‘O Jogo das Contas de Vidro’, livro de Hermann Hesse, vai ser reeditado pela D. Quixote

1 FEVEREIRO, 2017 -

A reedição de ‘O Jogo das Contas de Vidro’, considerada a grande obra de Hermann Hesse, que antecedeu o seu Prémio Nobel da Literatura, é uma das novidades deste mês da D. Quixote, anunciadas hoje pela editora.

‘O Jogo das Contas de Vidro’, que teve a primeira edição pela D. Quixote em 1989, estará nas livrarias a 21 de fevereiro e conta a história de Josef Knecht, criado numa comunidade imaginária e quase monástica, em que um conjunto de eleitos é recrutado para uma Ordem espiritual que pratica o Jogo das Contas de Vidro, uma atividade intelectual, através da qual se procura encerrar a totalidade do mundo em círculos concêntricos, unindo a beleza da arte ao formalismo das ciências.
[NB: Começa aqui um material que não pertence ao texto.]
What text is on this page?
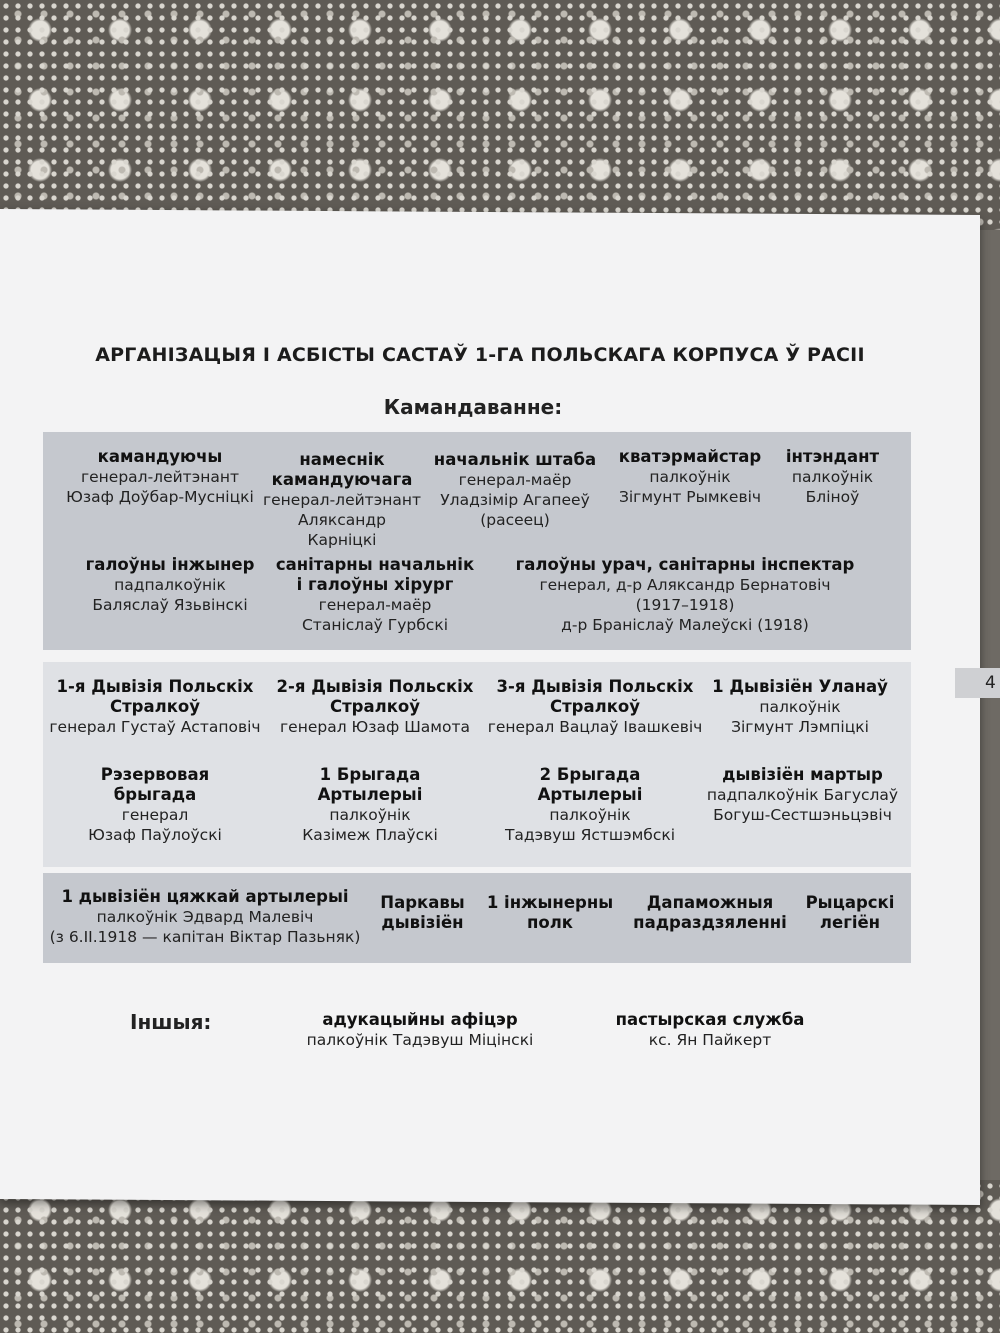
4
АРГАНІЗАЦЫЯ І АСБІСТЫ САСТАЎ 1-ГА ПОЛЬСКАГА КОРПУСА Ў РАСІІ
Камандаванне:
камандуючы
генерал-лейтэнант
Юзаф Доўбар-Мусніцкі
намеснік камандуючага
генерал-лейтэнант
Аляксандр Карніцкі
начальнік штаба
генерал-маёр
Уладзімір Агапееў
(расеец)
кватэрмайстар
палкоўнік
Зігмунт Рымкевіч
інтэндант
палкоўнік
Бліноў
галоўны інжынер
падпалкоўнік
Баляслаў Язьвінскі
санітарны начальнік і галоўны хірург
генерал-маёр
Станіслаў Гурбскі
галоўны урач, санітарны інспектар
генерал, д-р Аляксандр Бернатовіч
(1917–1918)
д-р Браніслаў Малеўскі (1918)
1-я Дывізія Польскіх Стралкоў
генерал Густаў Астаповіч
2-я Дывізія Польскіх Стралкоў
генерал Юзаф Шамота
3-я Дывізія Польскіх Стралкоў
генерал Вацлаў Івашкевіч
1 Дывізіён Уланаў
палкоўнік
Зігмунт Лэмпіцкі
Рэзервовая брыгада
генерал
Юзаф Паўлоўскі
1 Брыгада Артылерыі
палкоўнік
Казімеж Плаўскі
2 Брыгада Артылерыі
палкоўнік
Тадэвуш Ястшэмбскі
дывізіён мартыр
падпалкоўнік Багуслаў
Богуш-Сестшэньцэвіч
1 дывізіён цяжкай артылерыі
палкоўнік Эдвард Малевіч
(з 6.ІІ.1918 — капітан Віктар Пазьняк)
Паркавы дывізіён
1 інжынерны полк
Дапаможныя падраздзяленні
Рыцарскі легіён
Іншыя:	адукацыйны афіцэр
палкоўнік Тадэвуш Міцінскі
пастырская служба
кс. Ян Пайкерт
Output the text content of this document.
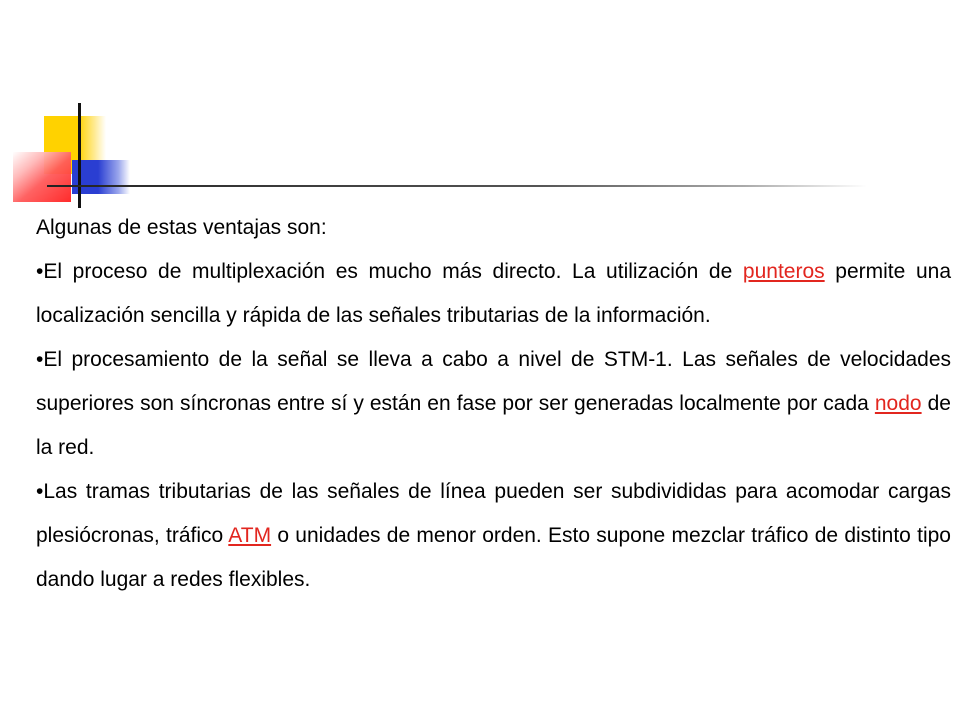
Algunas de estas ventajas son:

•El proceso de multiplexación es mucho más directo. La utilización de punteros permite una localización sencilla y rápida de las señales tributarias de la información.

•El procesamiento de la señal se lleva a cabo a nivel de STM-1. Las señales de velocidades superiores son síncronas entre sí y están en fase por ser generadas localmente por cada nodo de la red.

•Las tramas tributarias de las señales de línea pueden ser subdivididas para acomodar cargas plesiócronas, tráfico ATM o unidades de menor orden. Esto supone mezclar tráfico de distinto tipo dando lugar a redes flexibles.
Um virtuoso desde a infância, com habilidades invejáveis no Jogo, Josef Knecht é consumido pelo desejo de o dominar, o que alcança na idade adulta, tornando-se no Magister Ludi (Mestre do Jogo).

Este foi o último romance de Hermann Hesse, que conduziu à atribuição do Prémio Nobel de Literatura em 1946, tendo-se tornado num clássico da literatura contemporânea, que aborda complexidade da vida moderna.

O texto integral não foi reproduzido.